Hace mucho tiempo, vivía un niño en un
poblado lejano. Como tantos otros, pasaba todo el día afuera, al sol. Pero este
chico poseía algo maravilloso; era el dueño de la pelota. No tenía amigos, pero
la tenía a ella y eso le bastaba. Los demás niños jugaban a la guerra y a
colgarse de los árboles, pero a él no le gustaban las confrontaciones y tampoco
era muy ágil para treparse por palos y saltar. Era feliz con la bola; aprendió
a manejarla con las manos, pies, piernas, pecho e incluso con la cabeza. La
correteaba por el parque, pateándola con todas sus fuerzas contra el muro del
fondo, como si quisiera perforarlo. Durante mucho tiempo jugó con la pelota sin
necesitar nada ni de nadie más, siempre solo.
Poco a poco, con el pasar de los años, comenzó
a interesarse por los demás niños que siempre jugaban juntos. Quiso acercarse a
ellos, pero por su infundada fama de asocial y arrogante, nadie le prestaba
atención. Se sentía incomprendido y triste; no entendía por qué lo rechazaban
sin siquiera conocerlo. Sin embargo, y a pesar de su timidez, intentaba en vano
hacer amigos. Se lo había propuesto y deseaba lograrlo; al fin quería ser como
los demás chicos.
Un día, se le ocurrió invitarlos a todos
a jugar con la pelota. Estaba dispuesto a compartir su más preciada posesión
con ellos, esperando secretamente que lo aceptaran. Con mucha alegría, los
niños accedieron jugar y comenzaron a lanzarse la bola entre ellos. Él les
explicó las reglas que había inventado para jugar en dos grupos y ellos asintieron.
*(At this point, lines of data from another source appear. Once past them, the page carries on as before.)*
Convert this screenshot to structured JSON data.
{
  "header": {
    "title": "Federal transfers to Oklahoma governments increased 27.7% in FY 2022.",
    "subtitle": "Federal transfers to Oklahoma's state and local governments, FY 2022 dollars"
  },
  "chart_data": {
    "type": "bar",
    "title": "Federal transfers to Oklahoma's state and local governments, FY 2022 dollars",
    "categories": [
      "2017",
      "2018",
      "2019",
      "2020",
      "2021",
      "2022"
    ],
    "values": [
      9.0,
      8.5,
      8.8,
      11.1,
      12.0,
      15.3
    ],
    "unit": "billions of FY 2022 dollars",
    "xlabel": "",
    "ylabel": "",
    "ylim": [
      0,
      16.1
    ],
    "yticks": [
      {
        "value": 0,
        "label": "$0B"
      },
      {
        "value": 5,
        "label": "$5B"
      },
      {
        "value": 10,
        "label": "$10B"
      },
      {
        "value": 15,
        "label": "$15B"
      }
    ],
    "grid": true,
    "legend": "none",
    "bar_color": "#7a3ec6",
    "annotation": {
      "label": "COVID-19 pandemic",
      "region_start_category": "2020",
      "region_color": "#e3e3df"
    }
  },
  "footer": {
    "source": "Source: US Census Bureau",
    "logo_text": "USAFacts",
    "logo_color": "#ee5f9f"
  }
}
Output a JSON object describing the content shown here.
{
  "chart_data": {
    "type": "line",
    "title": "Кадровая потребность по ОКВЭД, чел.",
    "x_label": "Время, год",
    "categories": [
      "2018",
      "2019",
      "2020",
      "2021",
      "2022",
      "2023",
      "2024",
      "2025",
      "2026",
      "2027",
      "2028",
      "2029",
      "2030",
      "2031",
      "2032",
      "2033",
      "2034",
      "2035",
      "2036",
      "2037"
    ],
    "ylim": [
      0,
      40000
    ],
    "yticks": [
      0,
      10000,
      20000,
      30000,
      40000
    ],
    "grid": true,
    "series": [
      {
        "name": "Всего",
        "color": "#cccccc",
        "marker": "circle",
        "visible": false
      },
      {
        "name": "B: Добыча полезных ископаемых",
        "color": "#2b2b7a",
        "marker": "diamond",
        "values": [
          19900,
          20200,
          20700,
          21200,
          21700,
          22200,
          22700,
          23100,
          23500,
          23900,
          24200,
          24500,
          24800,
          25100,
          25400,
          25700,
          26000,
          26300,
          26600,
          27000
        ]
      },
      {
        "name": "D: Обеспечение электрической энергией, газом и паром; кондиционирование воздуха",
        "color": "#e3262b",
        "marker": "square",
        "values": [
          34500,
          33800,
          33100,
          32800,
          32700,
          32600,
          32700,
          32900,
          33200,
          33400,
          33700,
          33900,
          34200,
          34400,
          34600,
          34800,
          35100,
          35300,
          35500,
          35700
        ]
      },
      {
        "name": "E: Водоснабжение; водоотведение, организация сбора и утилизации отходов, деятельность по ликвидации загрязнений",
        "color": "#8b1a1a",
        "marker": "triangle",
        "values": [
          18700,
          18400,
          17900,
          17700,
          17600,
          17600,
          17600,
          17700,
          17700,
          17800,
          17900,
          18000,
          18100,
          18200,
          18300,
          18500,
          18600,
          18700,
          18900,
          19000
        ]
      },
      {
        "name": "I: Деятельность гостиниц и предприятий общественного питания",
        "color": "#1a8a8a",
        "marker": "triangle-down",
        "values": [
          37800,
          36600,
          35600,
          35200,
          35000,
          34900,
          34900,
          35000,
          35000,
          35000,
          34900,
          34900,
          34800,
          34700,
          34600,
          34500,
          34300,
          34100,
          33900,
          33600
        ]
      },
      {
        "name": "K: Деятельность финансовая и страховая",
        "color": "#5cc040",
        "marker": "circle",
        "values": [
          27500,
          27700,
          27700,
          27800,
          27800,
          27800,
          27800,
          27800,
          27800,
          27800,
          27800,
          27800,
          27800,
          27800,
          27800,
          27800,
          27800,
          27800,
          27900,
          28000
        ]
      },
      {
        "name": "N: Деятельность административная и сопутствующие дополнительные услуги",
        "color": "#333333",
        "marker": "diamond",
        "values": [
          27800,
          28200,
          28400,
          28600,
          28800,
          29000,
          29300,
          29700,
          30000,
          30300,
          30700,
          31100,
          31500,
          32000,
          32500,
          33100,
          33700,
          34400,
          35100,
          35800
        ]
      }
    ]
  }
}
Cuando decidieron quién estaría en cada conjunto, el único que quedó fuera fue
él. Para no llevarles la contraria y evitar que se molestaran, decidió que participaría
por su cuenta, como un tercer equipo. Todos estuvieron de acuerdo y comenzaron
a jugar.
Las instrucciones eran muy fáciles: no
podían usar las manos, tenían que patear la pelota por el patio y dispararla
contra el muro del fondo; ganando aquel grupo que lo lograra más veces. Así, se
pasaban la pelota, intentando bloquear a los del otro equipo. Contentos,
marcaban sus tantos, saltando de emoción y abrazándose cada vez que concretaban
un punto. Él, experto veterano en su propio juego, quería mostrarles lo bien
que dominaba el manejo del balón, pero siendo del tercer grupo y sin tener
compañeros, nadie le pasaba la bola. Con su vistosa camiseta, corría y corría
detrás de los demás, llamándolos, haciéndoles señas, recordándoles las reglas y
pidiendo que lo dejaran jugar, pero ellos lo relegaban, pateándose la pelota entre
sí, trabando al contrincante y buscando el muro para anotar un tanto más. Se le
ocurrió usar el silbato que siempre traía en el bolsillo. “Tal vez con él pueda
llamar la atención y me pasen el balón” pensó. Pero no fue así. Sucedió que los
chicos se aburrieron de él, de su silbato, sus reglas, sus señas, su elegancia,
sus regaños y su insistencia en que le pasaran la bola para demostrarles lo
bueno que era, siempre recordándoles que él era el dueño de la pelota. Lo
ignoraron cada vez más, pero a pesar de eso no pudieron hacer mella en su
perseverancia. Desde entonces, siempre intentando participar, corretea a los
demás niños por el parque, pitando y buscando el balón inútilmente.